As a company has no obligation to release material to the general public, the ability of an artist to earn a living is potentially limited; he is paid via royalties from sales.
It may seem perplexing that having signed an artist, a company would not wish to release their material. However, the company may take the view that subsequent to contract, the material produced is not to the standard expected, has changed in its style (a pop artist impetuously writes an opera) or had not previously “sold” as anticipated etc.
These factors must advance the notion that an artist’s capacity to trade is fettered, in as much as the success or failure of an artist is totally in the hands of the company.

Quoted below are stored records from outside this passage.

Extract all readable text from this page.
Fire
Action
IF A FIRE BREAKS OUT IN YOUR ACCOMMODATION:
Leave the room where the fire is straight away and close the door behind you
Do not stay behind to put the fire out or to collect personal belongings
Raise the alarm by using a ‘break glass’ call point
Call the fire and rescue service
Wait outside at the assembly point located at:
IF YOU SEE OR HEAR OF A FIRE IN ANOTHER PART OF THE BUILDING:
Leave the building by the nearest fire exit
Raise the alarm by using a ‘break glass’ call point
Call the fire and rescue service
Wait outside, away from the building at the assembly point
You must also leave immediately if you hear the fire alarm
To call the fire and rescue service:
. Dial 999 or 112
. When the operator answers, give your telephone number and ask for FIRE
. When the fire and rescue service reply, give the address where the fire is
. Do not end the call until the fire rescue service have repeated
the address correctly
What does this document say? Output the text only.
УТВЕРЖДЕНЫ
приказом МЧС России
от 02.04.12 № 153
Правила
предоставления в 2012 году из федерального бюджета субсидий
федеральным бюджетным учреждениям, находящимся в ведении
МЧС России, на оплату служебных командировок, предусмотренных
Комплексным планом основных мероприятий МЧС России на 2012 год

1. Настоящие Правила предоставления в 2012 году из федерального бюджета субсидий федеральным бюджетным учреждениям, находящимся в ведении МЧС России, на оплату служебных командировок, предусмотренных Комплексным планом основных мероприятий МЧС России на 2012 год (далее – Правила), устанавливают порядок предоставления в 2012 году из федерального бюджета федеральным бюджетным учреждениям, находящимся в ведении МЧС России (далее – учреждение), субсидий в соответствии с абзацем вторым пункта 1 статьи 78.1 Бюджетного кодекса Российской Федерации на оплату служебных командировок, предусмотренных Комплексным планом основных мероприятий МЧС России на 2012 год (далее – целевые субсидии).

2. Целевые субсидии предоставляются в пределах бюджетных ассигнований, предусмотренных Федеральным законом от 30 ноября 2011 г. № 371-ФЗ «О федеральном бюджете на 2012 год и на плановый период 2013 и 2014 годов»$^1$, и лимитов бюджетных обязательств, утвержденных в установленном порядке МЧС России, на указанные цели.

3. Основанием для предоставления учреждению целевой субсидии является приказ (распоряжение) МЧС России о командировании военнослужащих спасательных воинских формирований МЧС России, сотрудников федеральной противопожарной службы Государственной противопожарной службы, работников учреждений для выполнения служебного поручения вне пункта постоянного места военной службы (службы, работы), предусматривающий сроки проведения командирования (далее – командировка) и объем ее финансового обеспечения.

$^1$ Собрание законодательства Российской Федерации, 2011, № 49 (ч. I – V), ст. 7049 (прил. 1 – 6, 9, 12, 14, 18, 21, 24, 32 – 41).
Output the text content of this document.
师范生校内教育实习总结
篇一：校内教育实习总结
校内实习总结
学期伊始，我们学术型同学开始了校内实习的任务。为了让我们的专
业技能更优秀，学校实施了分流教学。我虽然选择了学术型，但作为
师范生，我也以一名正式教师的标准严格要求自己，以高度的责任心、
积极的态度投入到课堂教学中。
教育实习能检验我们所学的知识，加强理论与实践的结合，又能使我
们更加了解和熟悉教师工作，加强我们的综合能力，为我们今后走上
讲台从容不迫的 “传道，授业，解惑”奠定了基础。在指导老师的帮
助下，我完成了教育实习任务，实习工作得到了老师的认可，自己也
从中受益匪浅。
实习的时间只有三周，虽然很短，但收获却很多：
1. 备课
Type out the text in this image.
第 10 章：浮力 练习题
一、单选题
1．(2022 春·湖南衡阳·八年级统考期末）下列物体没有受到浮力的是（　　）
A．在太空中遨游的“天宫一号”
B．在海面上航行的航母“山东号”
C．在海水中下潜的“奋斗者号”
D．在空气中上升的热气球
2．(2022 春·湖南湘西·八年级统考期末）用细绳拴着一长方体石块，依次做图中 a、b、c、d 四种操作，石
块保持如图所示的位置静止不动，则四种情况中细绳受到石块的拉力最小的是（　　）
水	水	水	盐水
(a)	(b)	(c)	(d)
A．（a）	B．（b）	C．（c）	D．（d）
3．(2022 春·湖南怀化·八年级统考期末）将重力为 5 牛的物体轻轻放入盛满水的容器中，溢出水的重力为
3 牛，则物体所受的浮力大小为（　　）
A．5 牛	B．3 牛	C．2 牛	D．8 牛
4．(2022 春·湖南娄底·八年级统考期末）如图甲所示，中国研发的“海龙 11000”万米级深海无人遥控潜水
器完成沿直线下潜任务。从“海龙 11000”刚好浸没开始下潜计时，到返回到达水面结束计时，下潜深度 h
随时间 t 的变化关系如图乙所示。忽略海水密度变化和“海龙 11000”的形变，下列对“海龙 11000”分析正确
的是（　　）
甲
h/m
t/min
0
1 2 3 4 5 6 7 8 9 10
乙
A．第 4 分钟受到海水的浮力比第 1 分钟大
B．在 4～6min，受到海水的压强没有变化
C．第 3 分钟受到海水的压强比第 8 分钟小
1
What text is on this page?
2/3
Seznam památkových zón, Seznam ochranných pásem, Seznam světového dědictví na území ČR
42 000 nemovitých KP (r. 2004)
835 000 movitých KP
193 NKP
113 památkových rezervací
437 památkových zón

Counsel for George Michael raised all the restraint of trade arguments and, on the face of it, should have succeeded. However, his position and status as a successful artist ensures that he had the resources and inclination to instruct best legal counsel to undertake negotiations on his behalf. Consequently, the restraint of trade arguments were therefore disposed of on public policy considerations.
The decision, in the interests of commercialism, had to be right. Many of the major acts, Dire Straits for example, were waiting for the outcome in anticipation of negotiating more favourable terms with their own record companies.
Nevertheless, the doctrine of restraint of trade is applicable, perhaps married with a degree of undue influence, to the careers of “new” artists yet to set the world alight. Consequently, if record companies sign new bands on unreasonably restrictive terms, they run the risk that those contracts will be deemed void at a later date. If the artist is unsuccessful, then the record company will not be concerned. However, with the huge financial rewards that accompany success and favour, record companies will be at risk of losing considerable sums if the contract initially made is not reasonable. The difficulty for the company is predicting what artists will be successful and what artists are signed merely for tax purposes.